To Dodge and Van de Skülle, Hatter said, “We should load up.”
Which was what they were doing—securing the familiar weapons about their persons—when Bibwit, still influenced by the dust of despair, cried out:
“We’re dead already and don’t know it! What hope is there for anyone? None! None at all! Just look! Feast your eyes on our demise!”
Pulling at his hair, the tutor directed everyone’s attention to the entertainment crystal, which showed a crowd hundreds of Wonderlanders strong standing vigil at the edge of the empty Pool of Tears. An offscreen reporter was speaking of unprecedented events and the need for those whose loved ones had ever fallen or jumped into the Pool to grieve afresh, because with the Pool of Tears drained, there was positively no chance of seeing those loved ones again.
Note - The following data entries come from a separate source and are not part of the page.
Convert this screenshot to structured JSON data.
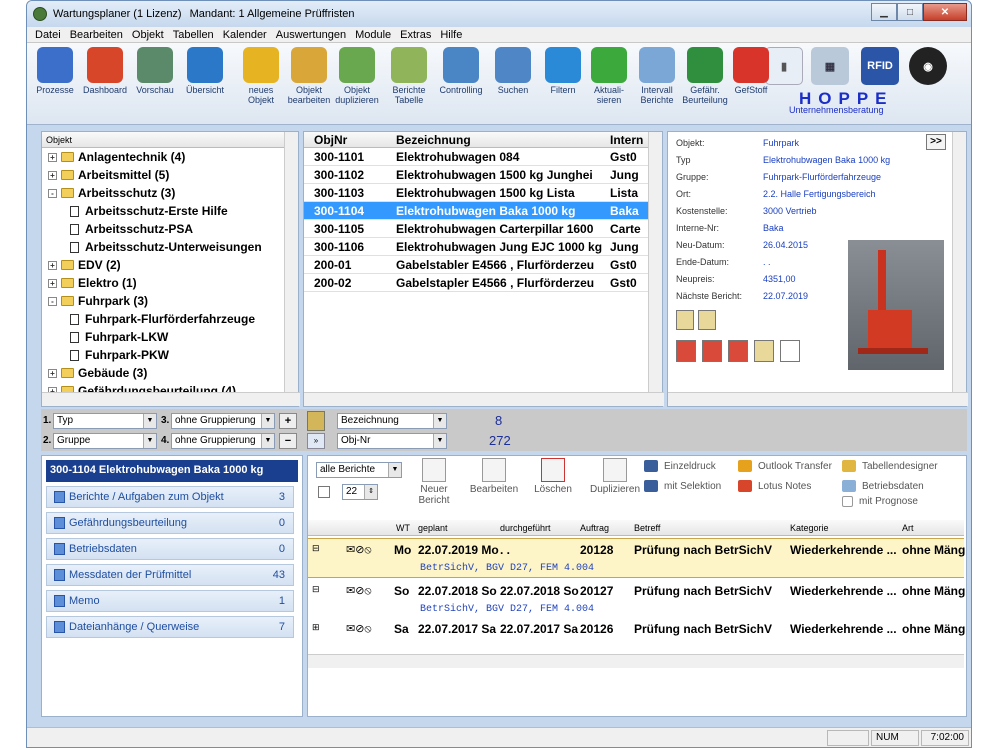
{
  "window": {
    "title": "Wartungsplaner  (1 Lizenz)",
    "mandant": "Mandant: 1 Allgemeine Prüffristen"
  },
  "menu": [
    "Datei",
    "Bearbeiten",
    "Objekt",
    "Tabellen",
    "Kalender",
    "Auswertungen",
    "Module",
    "Extras",
    "Hilfe"
  ],
  "toolbar": [
    {
      "label": "Prozesse",
      "icon": "processes-icon",
      "color": "#3b6fc9"
    },
    {
      "label": "Dashboard",
      "icon": "dashboard-chart-icon",
      "color": "#d8462a"
    },
    {
      "label": "Vorschau",
      "icon": "preview-clock-icon",
      "color": "#5b8a6a"
    },
    {
      "label": "Übersicht",
      "icon": "overview-list-icon",
      "color": "#2c78c8"
    },
    {
      "label": "neues Objekt",
      "icon": "new-object-pencil-icon",
      "color": "#e6b422"
    },
    {
      "label": "Objekt bearbeiten",
      "icon": "edit-object-pencil-icon",
      "color": "#d9a63a"
    },
    {
      "label": "Objekt duplizieren",
      "icon": "duplicate-object-icon",
      "color": "#6aa84f"
    },
    {
      "label": "Berichte Tabelle",
      "icon": "report-table-icon",
      "color": "#8fb45a"
    },
    {
      "label": "Controlling",
      "icon": "controlling-bars-icon",
      "color": "#4a86c5"
    },
    {
      "label": "Suchen",
      "icon": "search-icon",
      "color": "#4f86c6"
    },
    {
      "label": "Filtern",
      "icon": "filter-funnel-icon",
      "color": "#2b8ad8"
    },
    {
      "label": "Aktuali- sieren",
      "icon": "refresh-arrows-icon",
      "color": "#3ca93c"
    },
    {
      "label": "Intervall Berichte",
      "icon": "interval-reports-icon",
      "color": "#7aa7d6"
    },
    {
      "label": "Gefähr. Beurteilung",
      "icon": "risk-checklist-icon",
      "color": "#2f8f3f"
    },
    {
      "label": "GefStoff",
      "icon": "hazard-diamond-icon",
      "color": "#d9342a"
    }
  ],
  "toolbar_right": {
    "rfid": "RFID",
    "brand": "HOPPE",
    "brand_sub": "Unternehmensberatung"
  },
  "tree": {
    "header": "Objekt",
    "items": [
      {
        "label": "Anlagentechnik  (4)",
        "level": 0,
        "type": "folder",
        "pm": "+"
      },
      {
        "label": "Arbeitsmittel  (5)",
        "level": 0,
        "type": "folder",
        "pm": "+"
      },
      {
        "label": "Arbeitsschutz  (3)",
        "level": 0,
        "type": "folder-open",
        "pm": "-"
      },
      {
        "label": "Arbeitsschutz-Erste Hilfe",
        "level": 1,
        "type": "doc"
      },
      {
        "label": "Arbeitsschutz-PSA",
        "level": 1,
        "type": "doc"
      },
      {
        "label": "Arbeitsschutz-Unterweisungen",
        "level": 1,
        "type": "doc"
      },
      {
        "label": "EDV  (2)",
        "level": 0,
        "type": "folder",
        "pm": "+"
      },
      {
        "label": "Elektro  (1)",
        "level": 0,
        "type": "folder",
        "pm": "+"
      },
      {
        "label": "Fuhrpark  (3)",
        "level": 0,
        "type": "folder-open",
        "pm": "-"
      },
      {
        "label": "Fuhrpark-Flurförderfahrzeuge",
        "level": 1,
        "type": "doc"
      },
      {
        "label": "Fuhrpark-LKW",
        "level": 1,
        "type": "doc"
      },
      {
        "label": "Fuhrpark-PKW",
        "level": 1,
        "type": "doc"
      },
      {
        "label": "Gebäude  (3)",
        "level": 0,
        "type": "folder",
        "pm": "+"
      },
      {
        "label": "Gefährdungsbeurteilung  (4)",
        "level": 0,
        "type": "folder",
        "pm": "+"
      }
    ]
  },
  "grid": {
    "headers": [
      "ObjNr",
      "Bezeichnung",
      "Intern"
    ],
    "rows": [
      {
        "objnr": "300-1101",
        "bez": "Elektrohubwagen 084",
        "intern": "Gst0"
      },
      {
        "objnr": "300-1102",
        "bez": "Elektrohubwagen 1500 kg  Junghei",
        "intern": "Jung"
      },
      {
        "objnr": "300-1103",
        "bez": "Elektrohubwagen 1500 kg Lista",
        "intern": "Lista"
      },
      {
        "objnr": "300-1104",
        "bez": "Elektrohubwagen Baka 1000 kg",
        "intern": "Baka",
        "selected": true
      },
      {
        "objnr": "300-1105",
        "bez": "Elektrohubwagen Carterpillar 1600",
        "intern": "Carte"
      },
      {
        "objnr": "300-1106",
        "bez": "Elektrohubwagen Jung EJC 1000 kg",
        "intern": "Jung"
      },
      {
        "objnr": "200-01",
        "bez": "Gabelstabler E4566 , Flurförderzeu",
        "intern": "Gst0"
      },
      {
        "objnr": "200-02",
        "bez": "Gabelstapler E4566 , Flurförderzeu",
        "intern": "Gst0"
      }
    ]
  },
  "detail": {
    "fields": [
      {
        "label": "Objekt:",
        "value": "Fuhrpark"
      },
      {
        "label": "Typ",
        "value": "Elektrohubwagen Baka 1000 kg"
      },
      {
        "label": "Gruppe:",
        "value": "Fuhrpark-Flurförderfahrzeuge"
      },
      {
        "label": "Ort:",
        "value": "2.2. Halle Fertigungsbereich"
      },
      {
        "label": "Kostenstelle:",
        "value": "3000 Vertrieb"
      },
      {
        "label": "Interne-Nr:",
        "value": "Baka"
      },
      {
        "label": "Neu-Datum:",
        "value": "26.04.2015"
      },
      {
        "label": "Ende-Datum:",
        "value": " .  ."
      },
      {
        "label": "Neupreis:",
        "value": "4351,00"
      },
      {
        "label": "Nächste Bericht:",
        "value": "22.07.2019"
      }
    ],
    "nav_button": ">>"
  },
  "filters": {
    "f1": {
      "num": "1.",
      "value": "Typ"
    },
    "f2": {
      "num": "2.",
      "value": "Gruppe"
    },
    "f3": {
      "num": "3.",
      "value": "ohne Gruppierung"
    },
    "f4": {
      "num": "4.",
      "value": "ohne Gruppierung"
    },
    "sort1": "Bezeichnung",
    "sort2": "Obj-Nr",
    "count1": "8",
    "count2": "272"
  },
  "sidebar": {
    "header": "300-1104 Elektrohubwagen Baka 1000 kg",
    "items": [
      {
        "label": "Berichte / Aufgaben zum Objekt",
        "count": "3"
      },
      {
        "label": "Gefährdungsbeurteilung",
        "count": "0"
      },
      {
        "label": "Betriebsdaten",
        "count": "0"
      },
      {
        "label": "Messdaten der Prüfmittel",
        "count": "43"
      },
      {
        "label": "Memo",
        "count": "1"
      },
      {
        "label": "Dateianhänge / Querweise",
        "count": "7"
      }
    ]
  },
  "reports": {
    "filter": "alle Berichte",
    "days": "22",
    "actions": [
      "Neuer Bericht",
      "Bearbeiten",
      "Löschen",
      "Duplizieren"
    ],
    "print": [
      "Einzeldruck",
      "mit Selektion",
      "Outlook Transfer",
      "Lotus Notes",
      "Tabellendesigner",
      "Betriebsdaten",
      "mit Prognose"
    ],
    "headers": [
      "WT",
      "geplant",
      "durchgeführt",
      "Auftrag",
      "Betreff",
      "Kategorie",
      "Art"
    ],
    "rows": [
      {
        "wt": "Mo",
        "geplant": "22.07.2019 Mo",
        "durch": " .  .",
        "auftrag": "20128",
        "betreff": "Prüfung nach BetrSichV",
        "kategorie": "Wiederkehrende ...",
        "art": "ohne Mäng",
        "note": "BetrSichV, BGV D27, FEM 4.004",
        "highlight": true
      },
      {
        "wt": "So",
        "geplant": "22.07.2018 So",
        "durch": "22.07.2018 So",
        "auftrag": "20127",
        "betreff": "Prüfung nach BetrSichV",
        "kategorie": "Wiederkehrende ...",
        "art": "ohne Mäng",
        "note": "BetrSichV, BGV D27, FEM 4.004"
      },
      {
        "wt": "Sa",
        "geplant": "22.07.2017 Sa",
        "durch": "22.07.2017 Sa",
        "auftrag": "20126",
        "betreff": "Prüfung nach BetrSichV",
        "kategorie": "Wiederkehrende ...",
        "art": "ohne Mäng",
        "note": ""
      }
    ]
  },
  "status": {
    "num": "NUM",
    "time": "7:02:00"
  }
}
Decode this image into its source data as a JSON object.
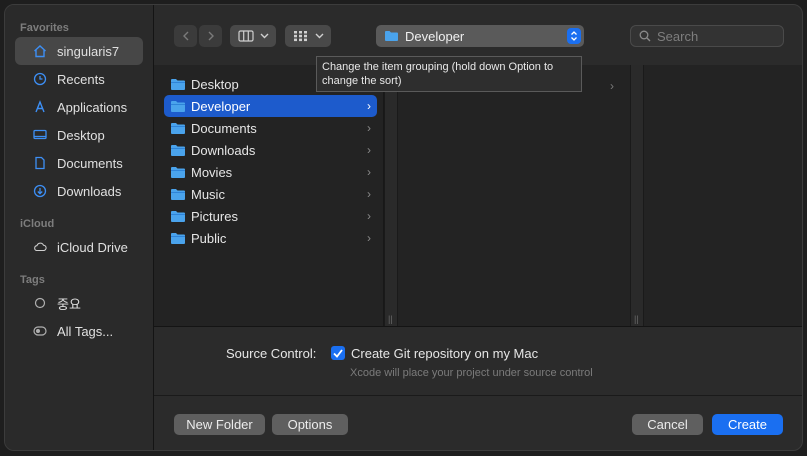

“How’d Arch . . . ?” Taegel mumbled.
“Alyss,” Dodge whispered, his voice a mixture of anguish and alarm.
“She might not have gone in,” Hatter said. “We need to leave. We’ve been here too long as it is.”
The Milliner helped Bibwit to his feet and Taegel led them back along the corridors the way they’d come, out on to factory grounds.
“Still online,” Taegel said as they passed through an unmanned checkpoint in the first soundwave barrier along the factory’s perimeter. “Which means Arch hasn’t yet—”
Clickclicketyclacketyclick.
“Our end has come!” Bibwit moaned.
On the left and right of the Alyssians: too many ScorpSpitters to count. Behind and in front of them: deadly walls of internal organ-charring soundwaves. Scorpion-like contraptions, the ScorpSpitters curled their “tails” into a “C,” taking aim at the Alyssians, about to shoot bullets of deadly poison.
Fweppap! Fweppap!
Mr. Van de Skülle brandished his whip, lashing ScorpSpitter after ScorpSpitter on the left, while with one set of activated wrist-blades, Hatter deflected the poisonous gobs shot at them from the ScorpSpitters on the right.
Pzzzzzzzzzzzzztch!
Mr. Van de Skülle’s whip fell to the ground, the Dutchman himself the lone casualty of a whipsnake grenade dropped from the sky. Dodge and Taegel glanced up at the gangways above the soundwave barriers; normally patrolled by Three Cards and white pawns, the gangways were crowded with Doomsine warriors and more senior chessmen. Among the latter: the knight and rook who’d fought next to Dodge in Alyssian battles during Redd’s reign. Their weapons were trained on the intruders, but seeing the guardsman and Hatter and Bibwit, they hesitated. It was all the time Hatter needed to pull his folded top hat blades from his coat pocket and send them coptering into the enemy.
The rook and knight jumped clear, but the Doomsines, even as they gunned razor-cards and crystal shot at the trapped Alyssians, succumbed to the whirling blades.
The weapon boomeranged back to Hatter. Which was when Taegel saw a cannonball spider rocketing toward them from somewhere beyond the litter of ScorpSpitters, its legs unfolding midair, its pincers opening and closing. He barely got the shardstorm off in time. The cannonball spider slammed into the cyclone of wulfenite scraps and emerged with limbs severed at the joints, body dented and misshapen. It crashed to the ground and rolled to a stop at his feet.